Karenanya, ketakwaan yang wajib kita jaga adalah: pertama, ketakwaan terhadap Tuhan karena Dia yang telah menciptakan kita; dan kedua ketakwaan yang berkaitan dengan menjaga hak antara orang yang satu dengan lainnya, karena semuanya berasal dari asal yang satu yaitu Nabi Adam as. (Ahmad bin Muhammad as-Shawi, Hasyiyyah as-Shawi ‘ala Tafsir al-Jalalain, [Beirut: Dar al-Fikr, 1424 H/2004 M], editor: Shidqi Muhammad Jamil, juz I, halaman 266).
Jelas dan lugas bahwa dalam ayat tersebut juga ditegaskan agar ketakwaan kepada Allah swt yang AsmaNya selalu menjadi sandaran sumpah harus lebih diejawantahkan oleh anak cucu adam, serta ketakwaan yang diaktualisakan dengan selalu menjaga hubungan silaturrahim (kekerabatan).

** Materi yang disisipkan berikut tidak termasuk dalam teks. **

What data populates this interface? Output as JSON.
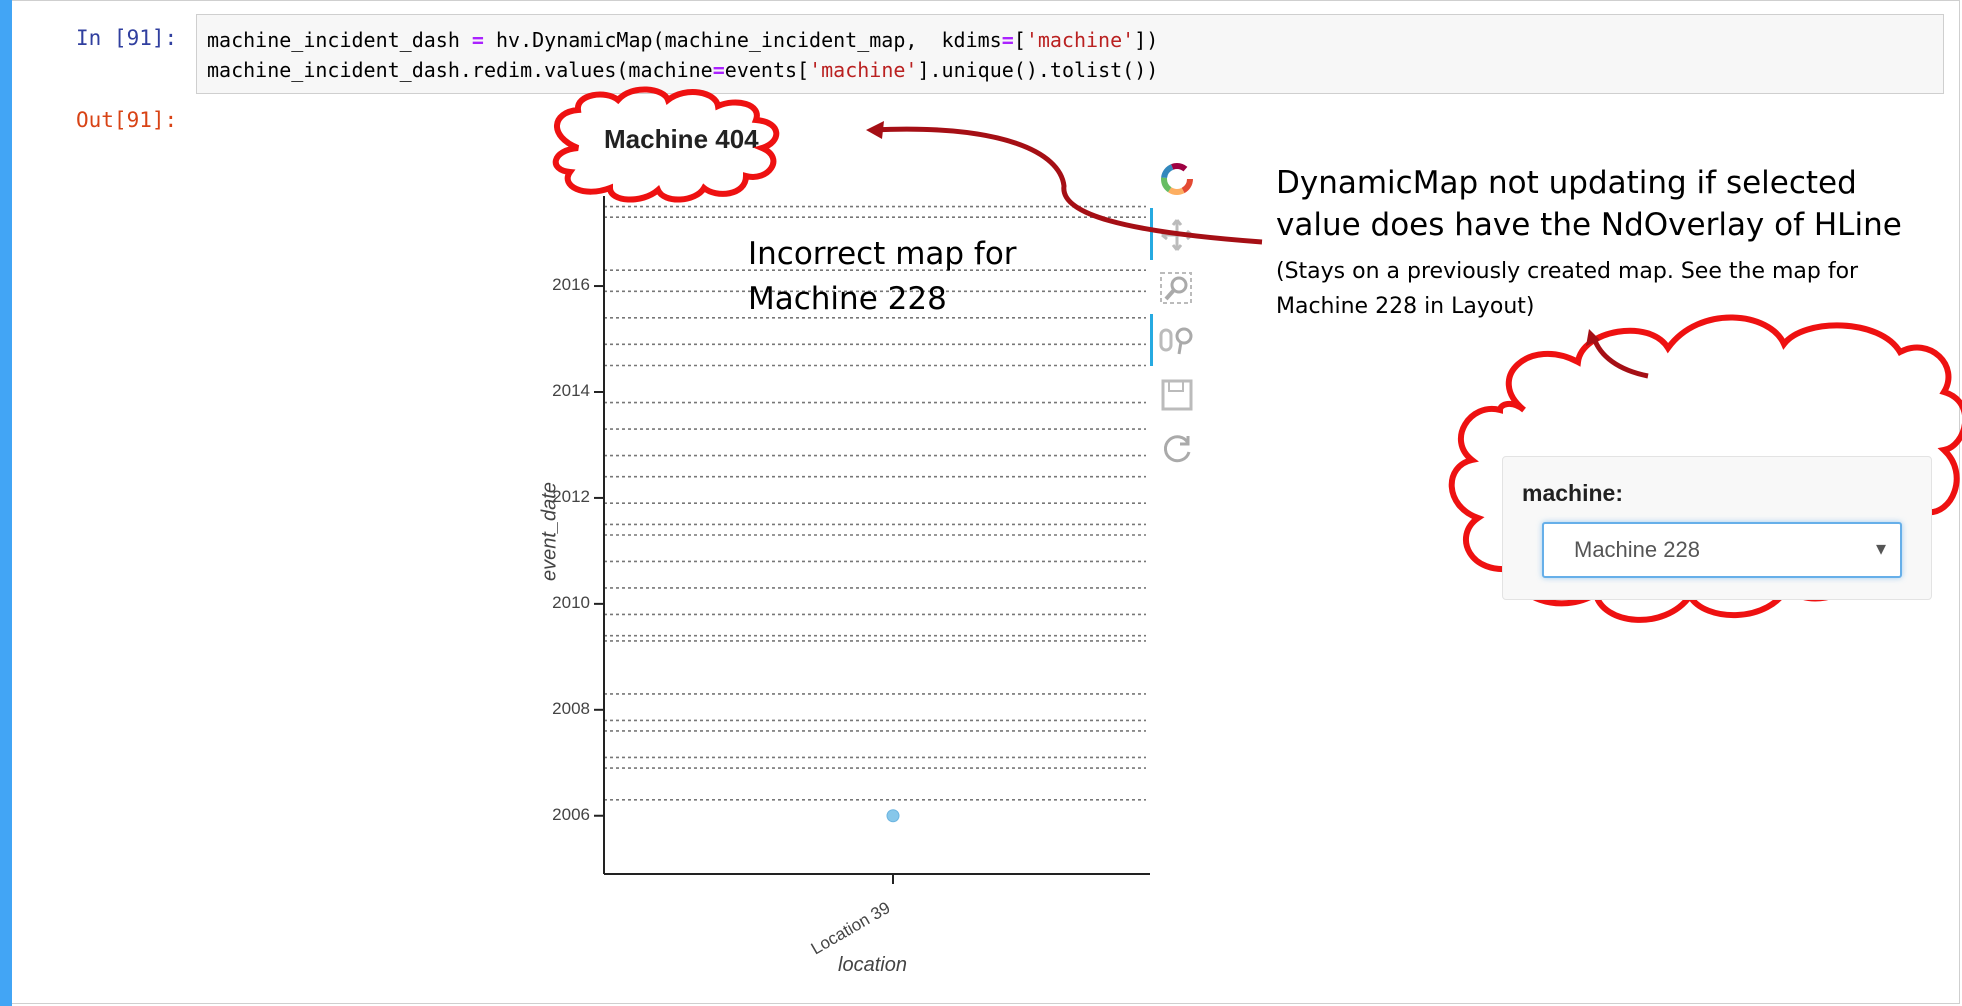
{
  "cell": {
    "in_prompt": "In [91]:",
    "out_prompt": "Out[91]:",
    "code": {
      "line1": {
        "a": "machine_incident_dash ",
        "op1": "=",
        "b": " hv.DynamicMap(machine_incident_map,  kdims",
        "op2": "=",
        "c": "[",
        "s1": "'machine'",
        "d": "])"
      },
      "line2": {
        "a": "machine_incident_dash.redim.values(machine",
        "op1": "=",
        "b": "events[",
        "s1": "'machine'",
        "c": "].unique().tolist())"
      }
    }
  },
  "plot": {
    "title": "Machine 404",
    "y_axis_label": "event_date",
    "x_axis_label": "location",
    "y_ticks": [
      "2016",
      "2014",
      "2012",
      "2010",
      "2008",
      "2006"
    ],
    "x_ticks": [
      "Location 39"
    ],
    "toolbar": [
      "bokeh-logo-icon",
      "pan-icon",
      "box-zoom-icon",
      "wheel-zoom-icon",
      "save-icon",
      "reset-icon"
    ]
  },
  "chart_data": {
    "type": "scatter",
    "title": "Machine 404",
    "xlabel": "location",
    "ylabel": "event_date",
    "categories": [
      "Location 39"
    ],
    "points": [
      {
        "x": "Location 39",
        "y": 2006.0
      }
    ],
    "hlines": [
      2017.5,
      2017.3,
      2016.3,
      2015.9,
      2015.4,
      2014.9,
      2014.5,
      2013.8,
      2013.3,
      2012.8,
      2012.4,
      2011.9,
      2011.5,
      2011.3,
      2010.8,
      2010.3,
      2009.8,
      2009.4,
      2009.3,
      2008.3,
      2007.8,
      2007.6,
      2007.1,
      2006.9,
      2006.3
    ],
    "ylim": [
      2004.9,
      2017.7
    ],
    "point_color": "#87c7ea",
    "hline_color": "#777777"
  },
  "annotations": {
    "main": "DynamicMap not updating if selected value does have the NdOverlay of HLine",
    "sub": "(Stays on a previously created map. See the map for Machine 228 in Layout)",
    "incorrect": "Incorrect map for Machine 228"
  },
  "widget": {
    "label": "machine:",
    "selected": "Machine 228",
    "caret": "▾"
  },
  "colors": {
    "cloud": "#ee1111",
    "arrow": "#a50f15",
    "cell_bar": "#42a5f5"
  }
}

Dengan satu ayat, yang tentunya masih banyak lagi ayat yang lain serta diperkuat hadits yang menjadi hujjah tentang pentingnya menguatkan tali persaudaraan dan silaturrahmi agar jangan pernah terjadi peristiwa-peristiwa keributan sesama anak manusia. Terlebih antar keluarga dan kerabat, seperti yang terjadi di Singkil. Sungguh memilukan!
Maka, dari itu marilah di setiap lingkungan keluarga, hadirkan suasana yang erat dan kuat tali persaudaraannya. Wujudkan suasana saling menyenangkan dengan cara masing-masing anggota keluarga baik itu antar suami dan isteri, antara besan, antara anak dengan orangtua serta menantu dan mertua. Kompak dalam satu kesepahaman mewujudkan keluarga yang Sakinah mawaddah wa rahmah dalam keluarga besarnya.
Jikapun ada masalah, tegakkan musyawarah sebagai “win-win solution”. Mupakat mencari titik temu penuh kasih dan sayang, penuh rasa kemanusiaan dan humanis dengan kesadaran bersama bahwa masing-masing kita adalah hamba Allah swt. Yang dengan Rahman dan Rahimnya semuanya berharap dan bertawakal.
Doa-doa indah dalam Surah Al-Furqan ayat 74 yang tentang harapan kehadiran pasangan dan keturunan yang menyenangkan serta menjadi para pemimpinnya orang-orang yang bertakwa bisa diwujudkan dengan sungguh dalam realita kehidupan sehari-hari anggota setiap keluarga. Bangun relasi yang penuh rasa manusiawi sesuai fitrahnya sebagai hamba Illahi.
“Ya Tuhan kami, anugerahkanlah kepada kami pasangan kami dan keturunan kami sebagai penyenang hati (kami), dan jadikanlah kami pemimpin bagi orang-orang yang bertakwa.” (QS. Al-Furqan [25] : 74). Wallahu a’lam bish shawab.